Have you ever stepped off a plane to discover your connecting flight leaves in 42 minutes, your gate has changed, and it is located in a terminal that appears to be in another zip code?

In that moment, your brain starts working overtime. Should you sprint to the new gate? Find an airline agent? Rebook your flight? Call ahead and explain you’ll be late? Every option seems urgent and none comes with a guarantee.

Most of us have experienced some version of this. The details may be different, but the feeling is the same: pressure.

Pressure has a funny way of making simple decisions feel complicated. It can also tempt us to react emotionally rather than think clearly.

In his book. “It Takes What It Takes,” Trevor Moawad talks about neutral thinking—focusing on what’s true, what’s happening right now, and what needs to happen next. It is the cornerstone of what he taught elite athletes and teams.

That sounds simple until you’re under pressure.

When things go sideways, our brains tend to sprint toward one of two destinations: panic or wishful thinking. Neither is particularly helpful. Panic convinces us the sky is falling. Wishful thinking convinces us the sky isn’t falling when it clearly is.

Neutral thinking lives in the middle. It acknowledges reality without adding unnecessary drama.

Military leaders have long understood this. So have coaches. And so have veteran travelers like me. The purpose of a plan is not to predict the future perfectly. If it did, airports, weather forecasts, and GPS systems would never be wrong. No, the purpose of a plan is to give you a starting point. Once new information appears, strong leaders adapt.
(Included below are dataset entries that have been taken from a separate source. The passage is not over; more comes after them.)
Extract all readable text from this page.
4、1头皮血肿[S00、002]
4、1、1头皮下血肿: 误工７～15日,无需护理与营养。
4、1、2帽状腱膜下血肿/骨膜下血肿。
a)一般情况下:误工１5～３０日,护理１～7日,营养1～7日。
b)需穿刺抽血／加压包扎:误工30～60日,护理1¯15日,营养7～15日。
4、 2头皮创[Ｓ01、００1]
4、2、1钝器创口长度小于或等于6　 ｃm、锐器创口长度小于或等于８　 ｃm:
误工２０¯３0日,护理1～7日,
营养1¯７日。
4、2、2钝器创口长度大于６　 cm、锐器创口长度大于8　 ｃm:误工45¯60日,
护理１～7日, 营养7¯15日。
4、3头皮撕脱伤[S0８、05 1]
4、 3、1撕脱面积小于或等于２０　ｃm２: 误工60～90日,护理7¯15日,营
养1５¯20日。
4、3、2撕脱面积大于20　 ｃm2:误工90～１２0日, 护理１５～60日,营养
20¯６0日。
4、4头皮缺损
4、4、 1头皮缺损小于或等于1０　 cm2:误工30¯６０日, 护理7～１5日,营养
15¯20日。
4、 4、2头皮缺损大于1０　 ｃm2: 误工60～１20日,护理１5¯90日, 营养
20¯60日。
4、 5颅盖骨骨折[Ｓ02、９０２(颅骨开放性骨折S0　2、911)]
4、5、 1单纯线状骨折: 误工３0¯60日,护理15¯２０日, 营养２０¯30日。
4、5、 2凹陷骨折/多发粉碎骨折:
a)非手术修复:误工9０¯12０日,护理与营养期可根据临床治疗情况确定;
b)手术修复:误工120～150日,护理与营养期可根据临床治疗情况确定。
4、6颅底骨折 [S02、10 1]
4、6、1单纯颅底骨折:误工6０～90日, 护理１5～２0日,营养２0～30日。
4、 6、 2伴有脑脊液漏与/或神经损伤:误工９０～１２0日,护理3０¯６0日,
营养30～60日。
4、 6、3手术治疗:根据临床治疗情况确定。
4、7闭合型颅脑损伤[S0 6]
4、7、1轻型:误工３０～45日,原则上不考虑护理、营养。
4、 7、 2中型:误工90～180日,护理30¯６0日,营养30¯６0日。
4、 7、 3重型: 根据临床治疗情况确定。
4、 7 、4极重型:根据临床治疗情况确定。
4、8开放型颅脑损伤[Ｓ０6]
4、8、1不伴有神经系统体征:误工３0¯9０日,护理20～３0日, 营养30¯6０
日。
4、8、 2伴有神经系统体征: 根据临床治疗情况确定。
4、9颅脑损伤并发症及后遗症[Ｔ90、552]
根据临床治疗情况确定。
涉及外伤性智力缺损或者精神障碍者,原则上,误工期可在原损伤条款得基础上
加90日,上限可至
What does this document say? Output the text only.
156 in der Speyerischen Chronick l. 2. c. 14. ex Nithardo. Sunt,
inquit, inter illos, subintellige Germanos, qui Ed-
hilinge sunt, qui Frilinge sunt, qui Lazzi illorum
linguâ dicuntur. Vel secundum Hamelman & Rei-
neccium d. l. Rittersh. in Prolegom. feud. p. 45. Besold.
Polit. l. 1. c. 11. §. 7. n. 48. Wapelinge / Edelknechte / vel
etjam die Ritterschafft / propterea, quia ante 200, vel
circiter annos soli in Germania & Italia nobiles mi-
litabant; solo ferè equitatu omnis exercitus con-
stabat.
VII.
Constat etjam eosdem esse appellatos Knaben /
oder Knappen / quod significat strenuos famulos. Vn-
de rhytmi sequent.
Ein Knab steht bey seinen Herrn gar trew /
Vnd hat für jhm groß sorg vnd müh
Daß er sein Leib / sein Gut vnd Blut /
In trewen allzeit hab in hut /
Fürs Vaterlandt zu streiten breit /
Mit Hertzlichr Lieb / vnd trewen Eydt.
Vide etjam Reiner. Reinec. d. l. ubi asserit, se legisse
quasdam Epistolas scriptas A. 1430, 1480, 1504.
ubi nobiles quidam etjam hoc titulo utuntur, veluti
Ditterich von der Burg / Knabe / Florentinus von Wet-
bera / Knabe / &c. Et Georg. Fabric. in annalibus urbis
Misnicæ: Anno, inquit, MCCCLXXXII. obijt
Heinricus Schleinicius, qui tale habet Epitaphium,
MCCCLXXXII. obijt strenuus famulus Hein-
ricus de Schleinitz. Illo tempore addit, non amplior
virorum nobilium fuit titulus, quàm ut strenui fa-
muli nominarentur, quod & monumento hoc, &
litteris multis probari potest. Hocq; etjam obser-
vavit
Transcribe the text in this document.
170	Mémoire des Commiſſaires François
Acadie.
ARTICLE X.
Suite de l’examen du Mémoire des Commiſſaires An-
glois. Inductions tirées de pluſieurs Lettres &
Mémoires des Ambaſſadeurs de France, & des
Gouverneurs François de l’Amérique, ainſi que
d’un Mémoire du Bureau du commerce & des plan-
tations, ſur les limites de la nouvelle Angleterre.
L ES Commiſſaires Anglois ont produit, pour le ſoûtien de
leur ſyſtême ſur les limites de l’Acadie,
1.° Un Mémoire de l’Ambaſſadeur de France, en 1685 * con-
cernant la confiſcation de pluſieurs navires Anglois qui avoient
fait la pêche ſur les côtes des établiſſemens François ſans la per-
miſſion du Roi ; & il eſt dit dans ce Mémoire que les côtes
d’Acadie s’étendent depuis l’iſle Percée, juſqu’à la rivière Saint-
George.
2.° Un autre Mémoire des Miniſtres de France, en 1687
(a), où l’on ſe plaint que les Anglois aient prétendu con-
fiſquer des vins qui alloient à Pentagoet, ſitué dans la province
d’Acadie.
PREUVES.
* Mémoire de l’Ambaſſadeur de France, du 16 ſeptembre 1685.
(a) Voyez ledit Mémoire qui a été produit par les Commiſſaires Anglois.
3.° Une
That adaptability requires courage because every decision carries risk. Moawad writes, “To have a chance to throw a touchdown pass that wins the Super Bowl, you have to be willing to throw the interception that loses the Super Bowl. Those two things live in the same moment.”

In other words, avoiding mistakes is not the goal. Making the best decision with the available information is.

So, when pressure hits, remember three things:

  • Slow the moment with neutral thinking. Create space before deciding.

  • Clarify the objective. Know what success requires.

  • Commit and move forward. Momentum matters.

When pressure rises, remember this: pressure amplifies habits. If your habit is panic, you’ll panic faster. If your habit is thoughtful decision-making, you’ll make better decisions, even if you’re doing it while jogging through Terminal C.

Strong leaders decide—not perfectly, but purposefully.